RABAT: Morocco’s king named a new prime minister Friday, former top diplomat Saadeddine Othmani, after ousting his predecessor over five months of government deadlock.
The royal palace said in a statement that Othmani, a former foreign minister, has been given the responsibility of forming a new government.
Othmani’s Islamist party, the Party of Justice and Development, won an election in October but did not win enough votes to govern alone. So far it has failed to persuade rival parties to join it in a new government coalition.
King Mohammed VI holds ultimate power in Morocco but rarely intervenes in politics, and his decision Wednesday to oust previous Prime Minister Abdelilah Benkirane
came as a national surprise. Benkirane was blamed for the failed coalition building.
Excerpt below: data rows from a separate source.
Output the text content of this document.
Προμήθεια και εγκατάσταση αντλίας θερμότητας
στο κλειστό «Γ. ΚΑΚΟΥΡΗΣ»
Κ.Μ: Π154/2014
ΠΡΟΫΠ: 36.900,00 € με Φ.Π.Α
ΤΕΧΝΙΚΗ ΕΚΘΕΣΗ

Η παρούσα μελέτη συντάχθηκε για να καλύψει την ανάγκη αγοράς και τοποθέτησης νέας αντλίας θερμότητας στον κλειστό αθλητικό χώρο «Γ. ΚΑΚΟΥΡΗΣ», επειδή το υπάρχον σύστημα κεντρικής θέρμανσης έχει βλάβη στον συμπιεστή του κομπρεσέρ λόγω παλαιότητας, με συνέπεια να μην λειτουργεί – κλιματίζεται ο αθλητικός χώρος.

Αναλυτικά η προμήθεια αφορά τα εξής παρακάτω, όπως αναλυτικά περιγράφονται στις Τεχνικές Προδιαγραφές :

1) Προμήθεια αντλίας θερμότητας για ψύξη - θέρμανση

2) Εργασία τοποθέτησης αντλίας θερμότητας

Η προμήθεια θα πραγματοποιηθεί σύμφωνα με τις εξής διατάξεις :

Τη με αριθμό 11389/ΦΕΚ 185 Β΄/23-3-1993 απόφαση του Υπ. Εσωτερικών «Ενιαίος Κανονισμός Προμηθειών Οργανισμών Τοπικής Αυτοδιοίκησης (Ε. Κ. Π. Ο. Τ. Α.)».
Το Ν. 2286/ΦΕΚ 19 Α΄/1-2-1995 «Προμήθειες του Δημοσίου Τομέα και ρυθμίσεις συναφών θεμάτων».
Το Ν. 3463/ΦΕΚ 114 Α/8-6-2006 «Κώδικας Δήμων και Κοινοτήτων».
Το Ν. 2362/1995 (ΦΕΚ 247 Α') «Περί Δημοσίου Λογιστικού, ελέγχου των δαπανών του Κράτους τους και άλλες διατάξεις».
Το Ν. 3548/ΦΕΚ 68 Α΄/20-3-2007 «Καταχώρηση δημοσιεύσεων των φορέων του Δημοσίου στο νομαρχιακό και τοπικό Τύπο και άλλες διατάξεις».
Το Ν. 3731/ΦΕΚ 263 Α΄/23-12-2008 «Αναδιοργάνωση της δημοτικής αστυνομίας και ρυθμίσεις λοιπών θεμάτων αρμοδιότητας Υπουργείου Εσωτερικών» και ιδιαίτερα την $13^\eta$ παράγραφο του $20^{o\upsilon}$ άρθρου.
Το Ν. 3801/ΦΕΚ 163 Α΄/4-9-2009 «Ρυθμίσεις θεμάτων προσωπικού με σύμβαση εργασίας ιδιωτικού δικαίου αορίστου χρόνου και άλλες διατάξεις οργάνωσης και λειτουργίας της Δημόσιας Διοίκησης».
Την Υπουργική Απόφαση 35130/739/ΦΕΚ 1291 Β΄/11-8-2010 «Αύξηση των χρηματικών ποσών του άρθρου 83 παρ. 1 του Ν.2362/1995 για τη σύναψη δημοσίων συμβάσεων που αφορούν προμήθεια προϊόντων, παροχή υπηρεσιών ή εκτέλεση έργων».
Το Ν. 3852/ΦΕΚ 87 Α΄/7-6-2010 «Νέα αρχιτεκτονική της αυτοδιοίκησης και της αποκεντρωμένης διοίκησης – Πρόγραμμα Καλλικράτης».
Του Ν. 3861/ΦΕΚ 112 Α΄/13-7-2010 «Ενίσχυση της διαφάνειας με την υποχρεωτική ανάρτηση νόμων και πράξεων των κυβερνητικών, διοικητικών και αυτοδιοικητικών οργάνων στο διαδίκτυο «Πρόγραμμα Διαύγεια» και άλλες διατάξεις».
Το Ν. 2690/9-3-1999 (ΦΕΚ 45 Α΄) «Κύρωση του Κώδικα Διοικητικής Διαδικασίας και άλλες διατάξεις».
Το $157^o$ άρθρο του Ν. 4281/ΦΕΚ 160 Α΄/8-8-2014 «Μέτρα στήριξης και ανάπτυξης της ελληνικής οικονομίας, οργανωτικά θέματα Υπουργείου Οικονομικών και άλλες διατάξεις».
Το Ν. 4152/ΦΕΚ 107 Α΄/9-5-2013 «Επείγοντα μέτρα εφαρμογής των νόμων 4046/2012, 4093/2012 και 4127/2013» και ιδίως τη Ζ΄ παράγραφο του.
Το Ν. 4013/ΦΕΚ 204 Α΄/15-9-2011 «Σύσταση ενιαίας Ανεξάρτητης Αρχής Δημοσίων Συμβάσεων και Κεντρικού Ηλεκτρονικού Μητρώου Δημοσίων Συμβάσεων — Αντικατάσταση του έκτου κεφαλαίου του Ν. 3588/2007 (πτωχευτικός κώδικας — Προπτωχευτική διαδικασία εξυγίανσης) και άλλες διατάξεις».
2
The lack of a government has threatened to hurt the Moroccan economy and the country’s reputation for political stability after years of turmoil in the Arab world.
The ouster was a blow to the PJD, a moderate Islamist party that won an election for the first time in 2011 in the wake of the Arab Spring uprisings. Protests in Morocco prompted the king to hold a referendum on constitutional reforms, granting more power to the elected government.
The past PJD-led government was a coalition of parties from left and right, but tensions have surfaced and Benkirane no longer enjoyed the same broad support.